If you’re looking to invest in an ISA, fund platforms such as Fidelity, Hargreaves Lansdown and AJ Bell can help narrow down your choices with recommended fund lists, which might highlight 50 funds out of the 3,000 plus available to UK savers. They also offer ready-made funds for a range of different risk profiles if you don’t want to pick investments yourself. Bear in mind that there are charges associated with stocks and shares ISAs and you’ll pay a fee to the platform as well as for the funds held.

  1. If you don’t know where your money is invested (or even if you have money in shares in the first place) it’s a good idea to do a bit of research so you have a better understanding of some of the reasons why your investments may go down (and – hopefully – back up) 
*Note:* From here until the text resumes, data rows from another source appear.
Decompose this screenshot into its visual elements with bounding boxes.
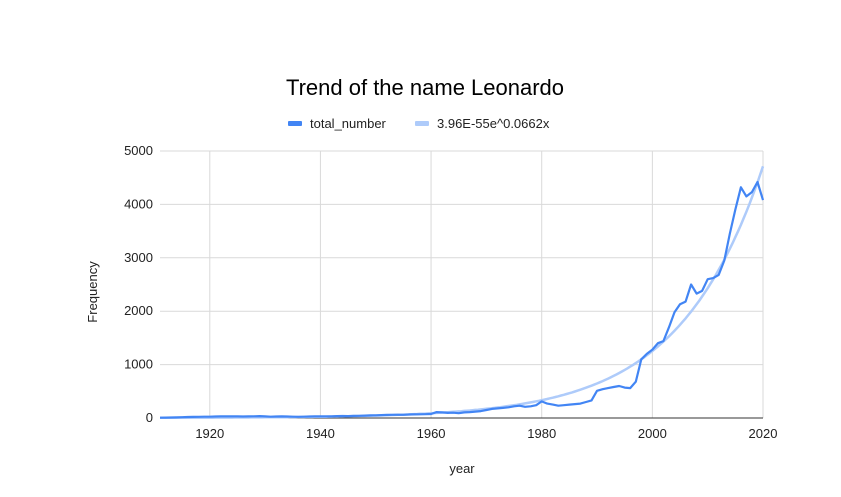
x-tick-label: 2000: [638, 426, 667, 441]
total-number-series-line: [159, 180, 765, 419]
x-tick-label: 1960: [417, 426, 446, 441]
plot-area: [159, 165, 765, 420]
gridlines: [160, 150, 764, 418]
x-axis-ticks: 1920 1940 1960 1980 2000 2020: [195, 426, 777, 441]
x-tick-label: 2020: [749, 426, 778, 441]
y-axis-label: Frequency: [85, 261, 100, 323]
x-tick-label: 1940: [306, 426, 335, 441]
x-tick-label: 1920: [195, 426, 224, 441]
y-tick-label: 3000: [124, 250, 153, 265]
x-axis-label: year: [449, 461, 475, 476]
y-axis-ticks: 0 1000 2000 3000 4000 5000: [124, 143, 153, 425]
y-tick-label: 1000: [124, 357, 153, 372]
y-tick-label: 0: [146, 410, 153, 425]
y-tick-label: 4000: [124, 196, 153, 211]
x-tick-label: 1980: [527, 426, 556, 441]
legend-swatch-total-number: [288, 121, 302, 126]
legend-label-trendline: 3.96E-55e^0.0662x: [437, 116, 550, 131]
chart-title: Trend of the name Leonardo: [286, 75, 564, 100]
legend: total_number 3.96E-55e^0.0662x: [288, 116, 550, 131]
legend-swatch-trendline: [415, 121, 429, 126]
legend-label-total-number: total_number: [310, 116, 387, 131]
y-tick-label: 2000: [124, 303, 153, 318]
y-tick-label: 5000: [124, 143, 153, 158]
  2. Make sure that investments held in your stocks and shares ISA pass the ‘sleep at night test’. You should make sure that when you look at the level of risk that you spend more time considering the potential impact of a fall in value rather than concentrating on the potential return
  3. Do make sure that you have enough money that is readily accessible in cash savings accounts. This helps to pull the overall level of risk down and means that you won’t need to suddenly access cash held in your stocks and shares ISA that needs a longer time frame
  4. Do make sure you regularly review your investments. Circumstances change and markets certainly do, so it is unlikely that investments that you have set up will always be right in the future. You service your car, you service your boiler, so please do service your ISAs too
  5. Check the charges. All stocks and shares impose a charge, which is normally made up of several different elements. The key number to look at is the ‘total expense ratio’ or TER, which tells you how much all the charges add up to
  6. Do understand that times when the markets are falling significantly are not unusual and are perfectly normal. Prices will rise, prices will fall and prices are likely to rise again.